El detective Valdez comienza a mostrarse en la historia con un protagonismo más relevante.

Domingo, 11 de mayo de 2025 a las 16:23

El último día de un detective en el precinto.

 

Valdez llegó a la delegación como todos los días. Caminando un tanto apurado y con su rostro mostrándose reconcentrado en alguno de los muchos casos que su sección atendía.

Era su ultimo día como jefe de la división Homicidios del precinto 22. Al día siguiente, junto con su ayudante, el sargento Steven Collins, cambiaría su modesta oficina del precinto por una más grande y tal vez más confortable en la sede del Servicio de Alguaciles de los Estados Unidos, los legendarios “marshals”, donde revistaron míticos pistoleros como Wyatt Earp, “Doc” Hollyday o Bat Masterson, devenidos entonces en oficiales de la ley.

Al ingresar en el precinto algo llamó su atención: casi nada de gente en los escritorios, y la luz de su oficina apagada.
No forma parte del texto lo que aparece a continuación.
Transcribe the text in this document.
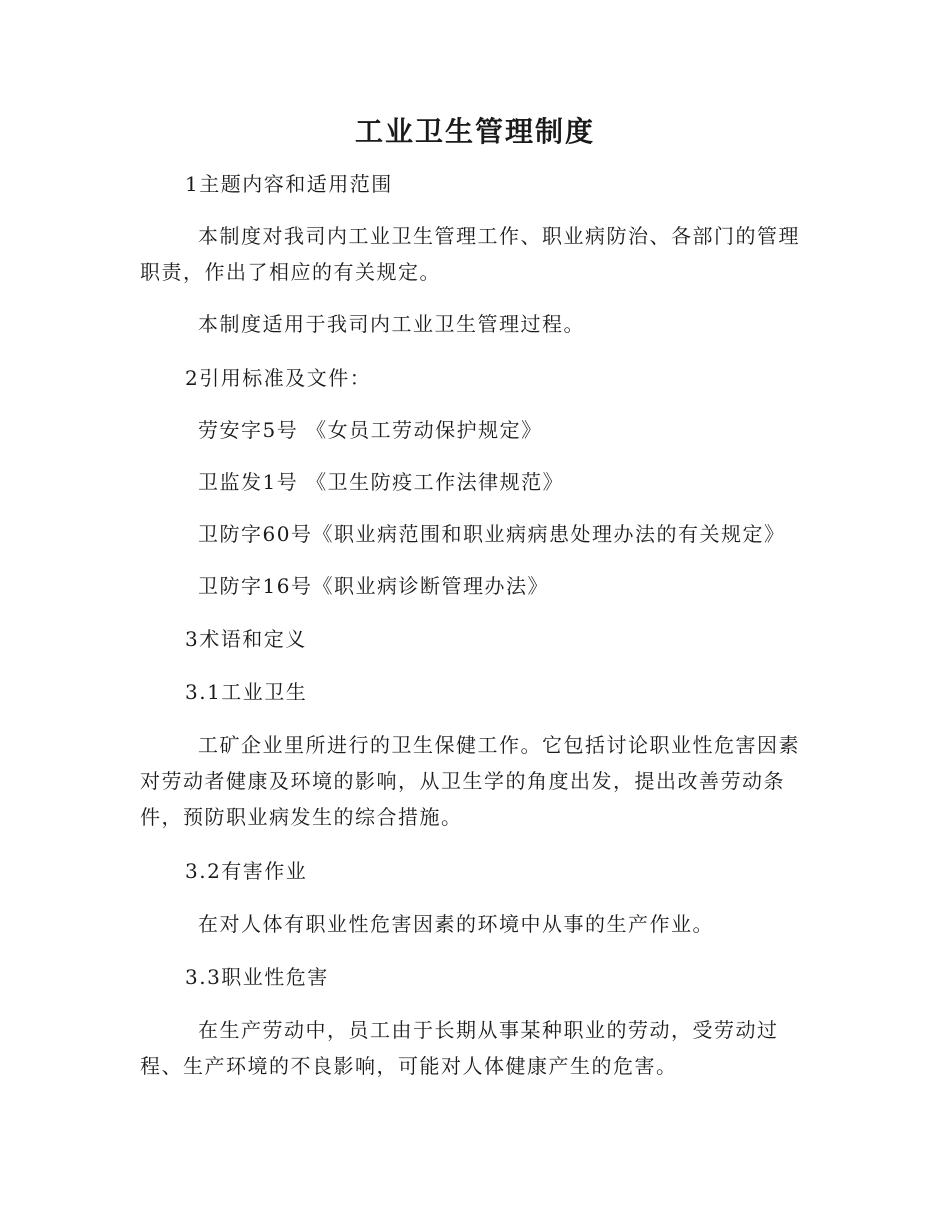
工业卫生管理制度
1主题内容和适用范围
本制度对我司内工业卫生管理工作、职业病防治、各部门的管理
职责，作出了相应的有关规定。
本制度适用于我司内工业卫生管理过程。
2引用标准及文件：
劳安字5号 《女员工劳动保护规定》
卫监发1号 《卫生防疫工作法律规范》
卫防字60号《职业病范围和职业病病患处理办法的有关规定》
卫防字16号《职业病诊断管理办法》
3术语和定义
3.1工业卫生
工矿企业里所进行的卫生保健工作。它包括讨论职业性危害因素
对劳动者健康及环境的影响，从卫生学的角度出发，提出改善劳动条
件，预防职业病发生的综合措施。
3.2有害作业
在对人体有职业性危害因素的环境中从事的生产作业。
3.3职业性危害
在生产劳动中，员工由于长期从事某种职业的劳动，受劳动过
程、生产环境的不良影响，可能对人体健康产生的危害。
El veterano detective de origen dominicano malició lo peor, al menos “lo peor” para un hombre de su áspero carácter espartano.

Al entrar en su oficina ocurrió lo que él esperaba: La luz se encendió de pronto y toda la delegación policial, comprimida en ese apretado ambiente, gritó al unísono en medio de estruendosos aplausos:

-¡¡Sorpresaaaaaaa!!!! y a los aplausos y vítores de afecto le siguió una verdadera fanfarria de silbatos y matracas de carnaval, el ruidoso arsenal que conforma el cotillón cumpleañero.

Un par de corchos de champagne salieron disparados hacia el techo, mientras varias bandejas con aperitivos diversos empezaron a circular de mano en mano.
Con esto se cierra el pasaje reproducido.